BOT expects first phase of capital movement plan to be complete by Q3
May 07, 2014 00:00 By The Nation
The Bank of Thailand is accelerating its master plan on capital movement, and expects the first phase of the plan to be completed by the third quarter of the year.
Completion of the first phase had previously been expected by early this year. Pongpen Ruengvirayudh, BOT deputy governor, cited more discussion with relevant agencies and the requirement for the Ministry of Finance’s announcements on some issues for the delay.
“The caretaker finance minister cannot sign the announcements. However, the first phase will likely be complete and all announcements will likely be declared by the third quarter of this year,” she said.
The first phase will include additional relaxation for listed companies’ direct overseas investment without intermediaries. Since 2012, the central bank has allowed eight types of investors, including the Government Pension Fund, the Social Security Office, insurance companies and provident funds, to make such investments.
Investment in foreign current deposit accounts is also being adjusted. Pongpen said the changes would allow investors to manage foreign-currency liquidity more efficiently and add alternatives for foreign-currency hedges.
The BOT has also been assessing aspects of the first phase of the master plan that have already been implemented. These include relaxation on direct overseas investment of juristic persons through abolition of the US$100-million investment ceiling, and permission for Thai investors to unwind hedging.
Extension of the limit was also made for local financial institutions to lend or borrow baht with foreign investors or non-residents. The new limit is Bt500 million per non-resident per financial institution.
Pongpen explained that it was relatively difficult to make the assessments as they involved situations that were now unusual in the country and abroad. The fact that overseas investment has declined did not mean there was no benefit from central bank’s relaxed restrictions, but due to global financial and economic situations.
“The [local] political problem is also a significant factor for decision-making on overseas investment.

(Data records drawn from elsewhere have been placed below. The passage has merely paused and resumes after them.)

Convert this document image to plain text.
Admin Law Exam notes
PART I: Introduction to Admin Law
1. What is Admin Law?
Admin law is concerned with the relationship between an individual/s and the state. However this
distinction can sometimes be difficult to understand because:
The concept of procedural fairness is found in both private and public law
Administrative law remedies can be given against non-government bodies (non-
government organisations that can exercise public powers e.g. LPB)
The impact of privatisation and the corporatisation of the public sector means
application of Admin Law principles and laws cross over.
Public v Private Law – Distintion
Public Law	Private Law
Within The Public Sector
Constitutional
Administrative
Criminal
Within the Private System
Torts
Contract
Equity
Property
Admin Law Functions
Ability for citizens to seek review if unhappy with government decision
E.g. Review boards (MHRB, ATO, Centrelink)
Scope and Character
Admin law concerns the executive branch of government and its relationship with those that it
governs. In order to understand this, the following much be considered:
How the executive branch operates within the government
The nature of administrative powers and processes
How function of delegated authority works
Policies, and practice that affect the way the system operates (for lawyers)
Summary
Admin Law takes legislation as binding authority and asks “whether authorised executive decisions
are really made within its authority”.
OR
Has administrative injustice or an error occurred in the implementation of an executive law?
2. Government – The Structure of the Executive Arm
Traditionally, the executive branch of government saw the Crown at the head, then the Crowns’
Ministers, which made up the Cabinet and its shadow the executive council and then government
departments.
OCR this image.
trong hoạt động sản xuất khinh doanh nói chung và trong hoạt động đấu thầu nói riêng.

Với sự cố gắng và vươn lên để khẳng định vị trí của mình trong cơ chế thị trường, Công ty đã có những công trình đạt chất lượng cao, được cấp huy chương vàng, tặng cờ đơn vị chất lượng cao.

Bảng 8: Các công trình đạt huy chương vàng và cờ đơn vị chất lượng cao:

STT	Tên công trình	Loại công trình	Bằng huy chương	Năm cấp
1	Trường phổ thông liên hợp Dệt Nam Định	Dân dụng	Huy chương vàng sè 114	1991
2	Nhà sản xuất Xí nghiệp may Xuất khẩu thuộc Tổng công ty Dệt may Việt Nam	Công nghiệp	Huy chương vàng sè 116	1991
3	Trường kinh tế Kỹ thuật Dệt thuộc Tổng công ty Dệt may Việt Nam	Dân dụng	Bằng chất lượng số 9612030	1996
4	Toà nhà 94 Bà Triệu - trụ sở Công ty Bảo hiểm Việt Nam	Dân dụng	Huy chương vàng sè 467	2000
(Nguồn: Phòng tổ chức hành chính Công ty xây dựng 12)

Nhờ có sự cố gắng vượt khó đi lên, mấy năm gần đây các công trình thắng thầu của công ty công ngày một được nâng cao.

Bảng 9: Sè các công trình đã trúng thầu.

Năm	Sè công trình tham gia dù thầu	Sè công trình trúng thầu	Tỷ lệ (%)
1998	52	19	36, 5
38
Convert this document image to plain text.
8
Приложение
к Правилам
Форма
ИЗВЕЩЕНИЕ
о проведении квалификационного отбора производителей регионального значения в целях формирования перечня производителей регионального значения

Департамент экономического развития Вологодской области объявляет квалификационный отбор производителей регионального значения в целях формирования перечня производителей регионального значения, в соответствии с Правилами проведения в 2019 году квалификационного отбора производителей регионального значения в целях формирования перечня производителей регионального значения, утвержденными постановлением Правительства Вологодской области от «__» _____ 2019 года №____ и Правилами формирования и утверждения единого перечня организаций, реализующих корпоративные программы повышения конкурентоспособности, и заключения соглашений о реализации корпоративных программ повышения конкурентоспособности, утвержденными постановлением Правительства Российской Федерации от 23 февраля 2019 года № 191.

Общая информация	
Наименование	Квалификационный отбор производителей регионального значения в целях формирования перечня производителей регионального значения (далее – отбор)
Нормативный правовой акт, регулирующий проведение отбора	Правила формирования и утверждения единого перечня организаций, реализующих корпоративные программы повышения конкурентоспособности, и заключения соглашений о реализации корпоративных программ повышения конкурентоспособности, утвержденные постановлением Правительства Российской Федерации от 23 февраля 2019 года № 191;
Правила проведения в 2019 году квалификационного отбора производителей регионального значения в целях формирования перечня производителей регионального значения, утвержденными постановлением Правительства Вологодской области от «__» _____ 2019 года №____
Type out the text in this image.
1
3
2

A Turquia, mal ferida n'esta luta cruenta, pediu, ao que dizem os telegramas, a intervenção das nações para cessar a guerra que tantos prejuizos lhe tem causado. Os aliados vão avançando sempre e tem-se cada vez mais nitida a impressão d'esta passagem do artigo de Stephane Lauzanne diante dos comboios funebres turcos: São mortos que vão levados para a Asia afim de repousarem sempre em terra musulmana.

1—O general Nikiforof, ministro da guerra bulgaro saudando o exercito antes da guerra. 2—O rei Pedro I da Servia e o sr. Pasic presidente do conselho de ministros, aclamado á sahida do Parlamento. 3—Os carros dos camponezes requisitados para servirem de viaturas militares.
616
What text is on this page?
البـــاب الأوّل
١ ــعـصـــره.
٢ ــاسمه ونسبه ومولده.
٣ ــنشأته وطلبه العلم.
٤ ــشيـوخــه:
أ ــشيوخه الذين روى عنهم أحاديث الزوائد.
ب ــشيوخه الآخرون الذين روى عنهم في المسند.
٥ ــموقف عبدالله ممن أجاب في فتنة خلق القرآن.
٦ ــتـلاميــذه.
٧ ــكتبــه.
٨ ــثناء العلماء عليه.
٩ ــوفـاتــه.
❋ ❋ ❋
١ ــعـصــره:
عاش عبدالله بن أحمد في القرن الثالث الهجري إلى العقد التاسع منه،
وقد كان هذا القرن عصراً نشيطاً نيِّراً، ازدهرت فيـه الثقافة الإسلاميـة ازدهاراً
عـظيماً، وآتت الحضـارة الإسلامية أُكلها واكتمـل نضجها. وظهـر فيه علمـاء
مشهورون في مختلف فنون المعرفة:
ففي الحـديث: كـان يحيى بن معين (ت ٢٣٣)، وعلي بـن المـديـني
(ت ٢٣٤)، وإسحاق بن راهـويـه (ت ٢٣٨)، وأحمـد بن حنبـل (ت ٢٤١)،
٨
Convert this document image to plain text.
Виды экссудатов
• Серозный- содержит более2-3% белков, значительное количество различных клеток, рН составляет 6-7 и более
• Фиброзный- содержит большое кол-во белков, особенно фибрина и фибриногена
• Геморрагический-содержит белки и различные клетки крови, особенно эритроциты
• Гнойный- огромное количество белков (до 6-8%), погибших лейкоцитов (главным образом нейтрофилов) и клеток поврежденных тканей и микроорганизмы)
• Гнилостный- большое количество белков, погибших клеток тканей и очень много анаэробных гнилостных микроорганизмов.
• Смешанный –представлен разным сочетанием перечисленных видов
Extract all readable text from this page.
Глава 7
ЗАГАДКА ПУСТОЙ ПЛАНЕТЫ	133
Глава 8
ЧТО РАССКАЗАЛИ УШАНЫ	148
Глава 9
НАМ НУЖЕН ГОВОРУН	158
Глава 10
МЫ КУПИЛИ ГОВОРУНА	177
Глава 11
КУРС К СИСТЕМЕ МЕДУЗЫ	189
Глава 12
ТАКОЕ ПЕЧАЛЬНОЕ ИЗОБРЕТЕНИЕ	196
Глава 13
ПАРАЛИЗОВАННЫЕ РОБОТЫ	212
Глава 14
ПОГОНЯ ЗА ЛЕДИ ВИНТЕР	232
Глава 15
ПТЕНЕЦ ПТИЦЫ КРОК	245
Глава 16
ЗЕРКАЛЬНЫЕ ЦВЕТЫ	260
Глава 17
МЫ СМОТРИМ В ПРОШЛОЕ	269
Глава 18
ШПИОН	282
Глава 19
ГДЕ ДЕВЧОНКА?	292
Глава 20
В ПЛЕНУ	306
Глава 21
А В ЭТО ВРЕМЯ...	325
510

Previously, the BOT expected businesses’ direct overseas investment to rise consistently. However, the figure is down, mainly because of the local situation. Many issues are related to the government. The central bank has to work with several units to drive measures.”
The second phase of the master plan has been made in parallel with the first phase, she explained, noting, however, the second phase was expected late this year after the first phase had been clearly assessed.